Chapter 11 focuses on the future and the promise of research born of the revolutions in genetics, biotechnology, and biomimetics—the new science of tissue repair and regeneration. Global demographics and technologic innovations signal the need for health literacy and universal access to care if we are to enhance oral health for all Americans.

Chapter 12 highlights the major findings and recommendations of the report. Everyone—individuals, communities, policymakers, health care providers, educators, and researchers—has a role in improving and promoting oral health.
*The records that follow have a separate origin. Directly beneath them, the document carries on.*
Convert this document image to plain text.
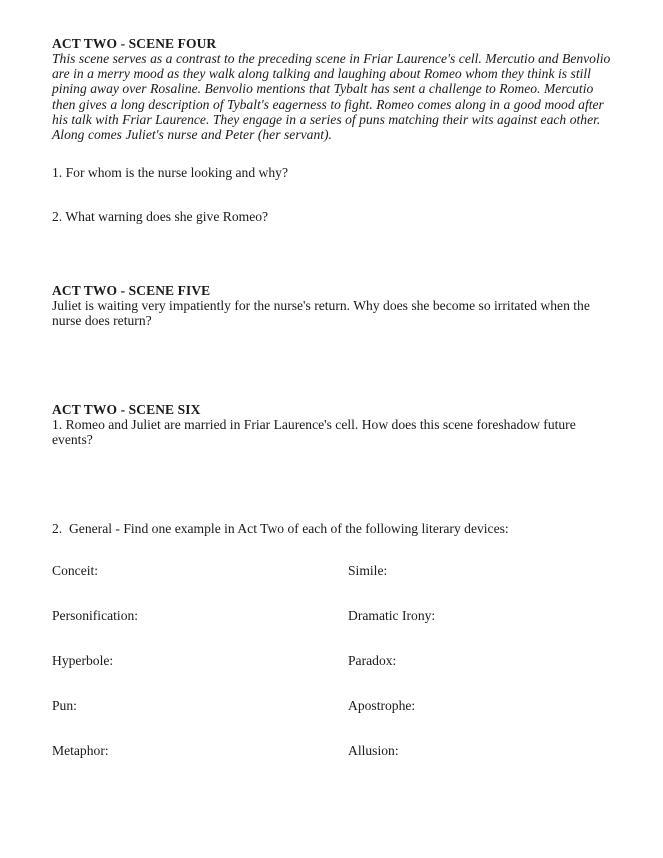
ACT TWO - SCENE FOUR

This scene serves as a contrast to the preceding scene in Friar Laurence's cell. Mercutio and Benvolio are in a merry mood as they walk along talking and laughing about Romeo whom they think is still pining away over Rosaline. Benvolio mentions that Tybalt has sent a challenge to Romeo. Mercutio then gives a long description of Tybalt's eagerness to fight. Romeo comes along in a good mood after his talk with Friar Laurence. They engage in a series of puns matching their wits against each other. Along comes Juliet's nurse and Peter (her servant).

1. For whom is the nurse looking and why?

2. What warning does she give Romeo?

ACT TWO - SCENE FIVE

Juliet is waiting very impatiently for the nurse's return. Why does she become so irritated when the nurse does return?

ACT TWO - SCENE SIX

1. Romeo and Juliet are married in Friar Laurence's cell. How does this scene foreshadow future events?

2.  General - Find one example in Act Two of each of the following literary devices:

Conceit:	Simile:
Personification:	Dramatic Irony:
Hyperbole:	Paradox:
Pun:	Apostrophe:
Metaphor:	Allusion:
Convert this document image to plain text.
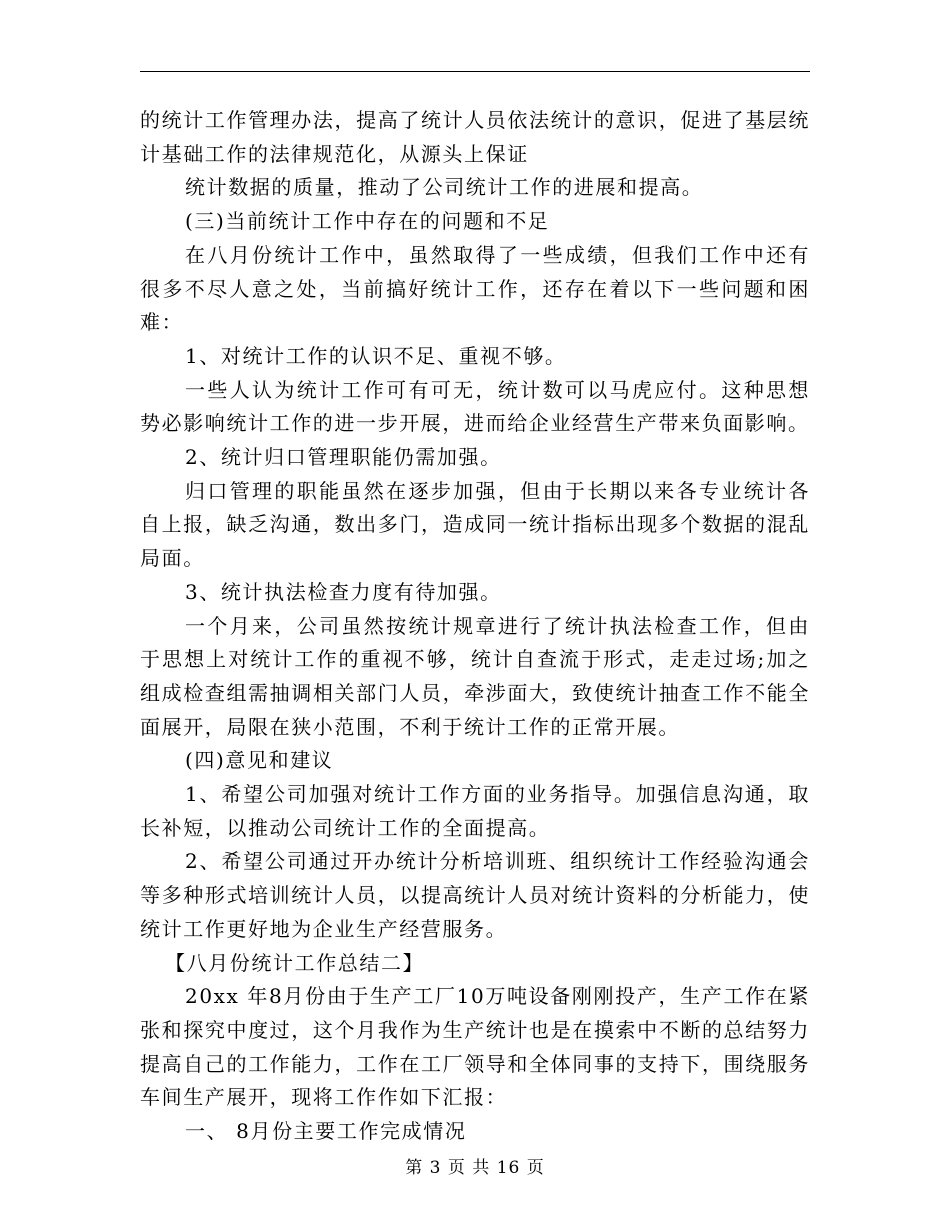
的统计工作管理办法，提高了统计人员依法统计的意识，促进了基层统计基础工作的法律规范化，从源头上保证

统计数据的质量，推动了公司统计工作的进展和提高。

(三)当前统计工作中存在的问题和不足

在八月份统计工作中，虽然取得了一些成绩，但我们工作中还有很多不尽人意之处，当前搞好统计工作，还存在着以下一些问题和困难：

1、对统计工作的认识不足、重视不够。

一些人认为统计工作可有可无，统计数可以马虎应付。这种思想势必影响统计工作的进一步开展，进而给企业经营生产带来负面影响。

2、统计归口管理职能仍需加强。

归口管理的职能虽然在逐步加强，但由于长期以来各专业统计各自上报，缺乏沟通，数出多门，造成同一统计指标出现多个数据的混乱局面。

3、统计执法检查力度有待加强。

一个月来，公司虽然按统计规章进行了统计执法检查工作，但由于思想上对统计工作的重视不够，统计自查流于形式，走走过场;加之组成检查组需抽调相关部门人员，牵涉面大，致使统计抽查工作不能全面展开，局限在狭小范围，不利于统计工作的正常开展。

(四)意见和建议

1、希望公司加强对统计工作方面的业务指导。加强信息沟通，取长补短，以推动公司统计工作的全面提高。

2、希望公司通过开办统计分析培训班、组织统计工作经验沟通会等多种形式培训统计人员，以提高统计人员对统计资料的分析能力，使统计工作更好地为企业生产经营服务。

【八月份统计工作总结二】

20xx 年8月份由于生产工厂10万吨设备刚刚投产，生产工作在紧张和探究中度过，这个月我作为生产统计也是在摸索中不断的总结努力提高自己的工作能力，工作在工厂领导和全体同事的支持下，围绕服务车间生产展开，现将工作作如下汇报：

一、 8月份主要工作完成情况

第 3 页 共 16 页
The major conclusion of the report is that oral health is essential to general health and well-being. A National Oral Health Plan will facilitate the means to improve the nation’s oral health. The chapter concludes with five actions proposed toward that end: strengthen understanding of oral health and disease by the public, practitioners, and policymakers; accelerate building the science and evidence base; enhance health infrastructure and program integration; reduce barriers to oral health care; and increase public-private partnerships to address health disparities.